In 2022, the female literacy rate was 56.9% whereas the male literacy rate was 66.6% and the female literacy rate for Sub-Saharan Africa in general stood at 61.4%.

==Political Participation==
Although the 1992 constitution recognizes their right to suffrage, as did the 1978 constitution, women otherwise play a limited role in politics in the Comoros. By contrast, in Mahoré female merchants sparked the movement for continued association with France, and later, for continued separation from the Republic of the Comoros.

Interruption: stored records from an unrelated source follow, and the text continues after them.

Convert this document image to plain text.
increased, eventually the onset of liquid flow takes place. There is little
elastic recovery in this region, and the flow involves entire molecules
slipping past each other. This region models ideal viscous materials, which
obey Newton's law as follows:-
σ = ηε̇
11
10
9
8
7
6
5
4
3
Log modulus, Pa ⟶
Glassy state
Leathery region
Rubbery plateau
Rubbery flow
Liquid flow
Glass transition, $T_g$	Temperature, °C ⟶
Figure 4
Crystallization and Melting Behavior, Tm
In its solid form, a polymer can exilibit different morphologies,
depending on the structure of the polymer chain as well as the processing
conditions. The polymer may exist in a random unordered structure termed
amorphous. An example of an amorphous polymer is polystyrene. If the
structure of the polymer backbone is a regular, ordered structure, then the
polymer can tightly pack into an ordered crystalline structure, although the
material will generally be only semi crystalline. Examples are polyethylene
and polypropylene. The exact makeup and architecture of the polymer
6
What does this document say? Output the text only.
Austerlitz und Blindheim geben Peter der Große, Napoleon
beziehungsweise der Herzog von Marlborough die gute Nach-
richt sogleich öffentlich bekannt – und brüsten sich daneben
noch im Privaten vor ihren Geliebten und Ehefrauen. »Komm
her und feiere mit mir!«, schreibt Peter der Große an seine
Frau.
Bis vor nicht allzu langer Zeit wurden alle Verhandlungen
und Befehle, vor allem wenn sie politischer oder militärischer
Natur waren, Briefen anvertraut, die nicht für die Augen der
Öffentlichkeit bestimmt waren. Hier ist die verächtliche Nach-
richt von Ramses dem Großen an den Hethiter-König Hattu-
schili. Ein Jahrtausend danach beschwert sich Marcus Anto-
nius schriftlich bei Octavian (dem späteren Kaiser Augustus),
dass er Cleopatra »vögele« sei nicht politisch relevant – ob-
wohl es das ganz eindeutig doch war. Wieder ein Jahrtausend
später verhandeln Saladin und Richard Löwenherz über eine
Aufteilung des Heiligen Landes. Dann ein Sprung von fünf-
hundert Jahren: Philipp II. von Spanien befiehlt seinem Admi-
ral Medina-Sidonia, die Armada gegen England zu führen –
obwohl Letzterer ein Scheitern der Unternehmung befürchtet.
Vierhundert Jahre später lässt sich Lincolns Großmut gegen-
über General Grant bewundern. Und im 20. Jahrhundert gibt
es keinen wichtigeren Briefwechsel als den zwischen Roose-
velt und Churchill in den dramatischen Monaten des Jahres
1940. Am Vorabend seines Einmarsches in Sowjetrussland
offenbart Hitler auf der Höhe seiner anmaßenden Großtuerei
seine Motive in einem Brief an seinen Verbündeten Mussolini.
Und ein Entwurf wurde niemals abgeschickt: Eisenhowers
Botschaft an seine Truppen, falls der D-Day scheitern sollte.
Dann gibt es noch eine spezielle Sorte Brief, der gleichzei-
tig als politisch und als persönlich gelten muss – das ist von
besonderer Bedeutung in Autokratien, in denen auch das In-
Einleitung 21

In one of Comoran society's first acknowledgements of women as a discrete interest group, the Abdallah government organized a seminar, "Women, Family, and Development," in 1986. Despite participants' hopes that programs for family planning and female literacy would be announced, conference organizers stressed the role of women in agriculture and family life. Women fared slightly better under the Djohar regime. In February 1990, while still interim president, Djohar created a cabinet-level Ministry of Social and Women's Affairs, and appointed a woman, Ahlonkoba Aithnard, to head it. She lasted until a few weeks after Djohar's election to the presidency in March, when her ministry was reorganized out of existence, along with several others. Another female official, Situ Mohamed, was named to head the second-tier Ministry of Population and Women's Affairs, in August 1991. She lost her position—and the subministry was eliminated—hardly a week later, in one of President Djohar's routine ministerial reshufflings. Djohar made another nod to women in February 1992, when he invited representatives of an interest group, the Women's Federation, to take part in discussions on what would become the constitution of 1992. Women only apparently organized and participated in a large demonstration critical of French support of the Djohar regime in October 1992, following government suppression of a coup attempt.

==Demographics==
The Comoros accepted international aid for family planning in 1983, but it was considered politically inexpedient to put any plans into effect. According to a 1993 estimate, there were 6.8 births per woman in the Comoros. By contrast, the figure was 6.4 births per woman for the rest of sub-Saharan Africa. In 2023, the birth rate had contracted to 29.884 births per 1000 people, a 1.45% decline from 2022.

The maternal mortality ratio in the Comoros has improved from 456 in 2000 to 217 in 2020. Maternal mortality in the Comoros is lower than its regional average. The maternal mortality ratio is the number of women who die from pregnancy-related causes while pregnant or within 42 days of pregnancy termination per 100,000 live births.